Ich war nicht weiter verwundert, als das Auto dann bei dem Startversuch durch den Fachmann sofort
ansprang, ohne auch nur einen Hauch von Rauch abzusondern. Freundlicherweise erklärte sich der Meister dennoch bereit, es in seine Werkstatt mitzunehmen und ein oder zwei Augen darauf zu werfen. Voller Vorfreude
fuhr ich im Abschleppwagen seines Mitarbeiters mit, während der Chef persönlich meinen Wagen steuerte. Und es hatte sich gelohnt.
Schon nach wenigen Metern machte sich ein befriedigtes Grinsen auf meinen feisten Backen breit.

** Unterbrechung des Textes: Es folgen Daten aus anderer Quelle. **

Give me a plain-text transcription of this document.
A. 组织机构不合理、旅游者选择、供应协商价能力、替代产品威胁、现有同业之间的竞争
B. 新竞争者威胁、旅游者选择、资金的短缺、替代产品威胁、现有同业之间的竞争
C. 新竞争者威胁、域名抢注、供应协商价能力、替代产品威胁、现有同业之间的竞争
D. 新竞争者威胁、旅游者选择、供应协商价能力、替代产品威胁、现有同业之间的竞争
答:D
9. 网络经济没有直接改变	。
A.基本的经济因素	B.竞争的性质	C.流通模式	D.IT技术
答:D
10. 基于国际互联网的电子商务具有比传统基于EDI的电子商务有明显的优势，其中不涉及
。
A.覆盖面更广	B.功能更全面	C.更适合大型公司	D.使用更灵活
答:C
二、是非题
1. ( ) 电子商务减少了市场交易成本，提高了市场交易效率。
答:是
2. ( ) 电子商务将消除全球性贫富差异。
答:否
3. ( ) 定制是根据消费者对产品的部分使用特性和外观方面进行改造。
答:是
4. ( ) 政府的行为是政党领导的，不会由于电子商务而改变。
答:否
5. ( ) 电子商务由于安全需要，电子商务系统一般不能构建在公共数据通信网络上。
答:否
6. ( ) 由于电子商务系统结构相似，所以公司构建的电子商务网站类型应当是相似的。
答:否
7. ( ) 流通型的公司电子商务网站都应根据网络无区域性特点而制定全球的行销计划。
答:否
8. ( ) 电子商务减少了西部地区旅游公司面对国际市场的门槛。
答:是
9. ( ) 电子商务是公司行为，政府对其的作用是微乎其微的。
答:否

Kennen Sie diese alten Western, in denen eine riesige Herde von Büffeln über die Prärie tost? Dabei Unmengen von Dreck und Staub hoch schleudert, so dass man außer einer riesigen, dichten Wolke eigentlich nichts
mehr sehen kann? So ähnlich erging es uns im Abschleppwagen, als wir hinter dem Chef mit meinem Auto herfuhren und dieses demonstrierte, was aus einem Auspuff alles an Qualm und Rauch rauskommen kann.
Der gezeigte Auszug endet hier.